Polish-born Ben Helfgott, 87, who survived the Buchenwald concentration camp before being relocated along with 700 other children to Britain, a country he was to represent at the 1956 Olympics, said countries had a moral duty to the survivors and the dead to recognise the plight of the Jewish people at the time.

“Committing to a substantial, broad and coordinated programme of restitution goes some way to recognising the suffering, anguish and torment that occurred directly to those Jews present at the time, and the damage it caused for generations afterwards.

“There is a moral obligation to the survivors and the dead, to memory and identity, the link of families to their roots and repairing a historic injustice.”

The report’s authors call for Poland, and others, to live up to the Terezin declaration, which was designed to offer over justice to millions of families.

“The substantial amount of immovable property confiscated from European Jews remains unrestituted,” they write.

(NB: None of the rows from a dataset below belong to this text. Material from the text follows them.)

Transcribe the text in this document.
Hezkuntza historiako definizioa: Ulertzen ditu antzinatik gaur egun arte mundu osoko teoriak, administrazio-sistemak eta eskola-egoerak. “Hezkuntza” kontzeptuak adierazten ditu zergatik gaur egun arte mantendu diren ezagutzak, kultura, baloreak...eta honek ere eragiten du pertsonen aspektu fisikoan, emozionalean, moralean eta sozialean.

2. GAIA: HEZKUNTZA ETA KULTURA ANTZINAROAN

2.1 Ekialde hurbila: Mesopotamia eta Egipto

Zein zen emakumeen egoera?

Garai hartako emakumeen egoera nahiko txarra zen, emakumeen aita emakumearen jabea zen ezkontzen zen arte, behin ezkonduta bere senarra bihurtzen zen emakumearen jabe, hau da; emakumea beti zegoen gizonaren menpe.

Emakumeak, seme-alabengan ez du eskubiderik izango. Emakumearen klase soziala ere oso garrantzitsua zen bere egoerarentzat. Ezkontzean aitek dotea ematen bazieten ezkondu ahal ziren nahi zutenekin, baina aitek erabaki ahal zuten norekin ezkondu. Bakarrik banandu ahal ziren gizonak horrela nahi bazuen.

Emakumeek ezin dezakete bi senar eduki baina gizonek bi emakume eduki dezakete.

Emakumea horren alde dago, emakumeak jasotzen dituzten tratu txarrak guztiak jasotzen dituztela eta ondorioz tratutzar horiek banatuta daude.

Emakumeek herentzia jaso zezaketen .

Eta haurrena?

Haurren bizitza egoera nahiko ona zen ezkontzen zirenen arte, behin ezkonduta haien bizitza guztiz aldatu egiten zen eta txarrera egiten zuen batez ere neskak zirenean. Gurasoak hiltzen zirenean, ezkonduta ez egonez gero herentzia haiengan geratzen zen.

“The study found that many of the former communist states of eastern Europe have made significant efforts to comply with the Terezin declaration and the guidelines and best practices regarding restitution of Holocaust-era immovable property.

“The remaining work in these countries is to fill gaps in their laws toward meeting the standards of the Terezin declaration.

“However, there are also many other former communist states of eastern Europe that have not yet fulfilled their Terezin obligations to enact immovable property legislation covering Holocaust-era property.”

They add: “Ordinary laws apply to ordinary events. But the Holocaust was an extraordinary event, and it makes little sense to apply ordinary laws to a situation in which so much heirless property suddenly came into existence as a result of the mass murder of millions of people.”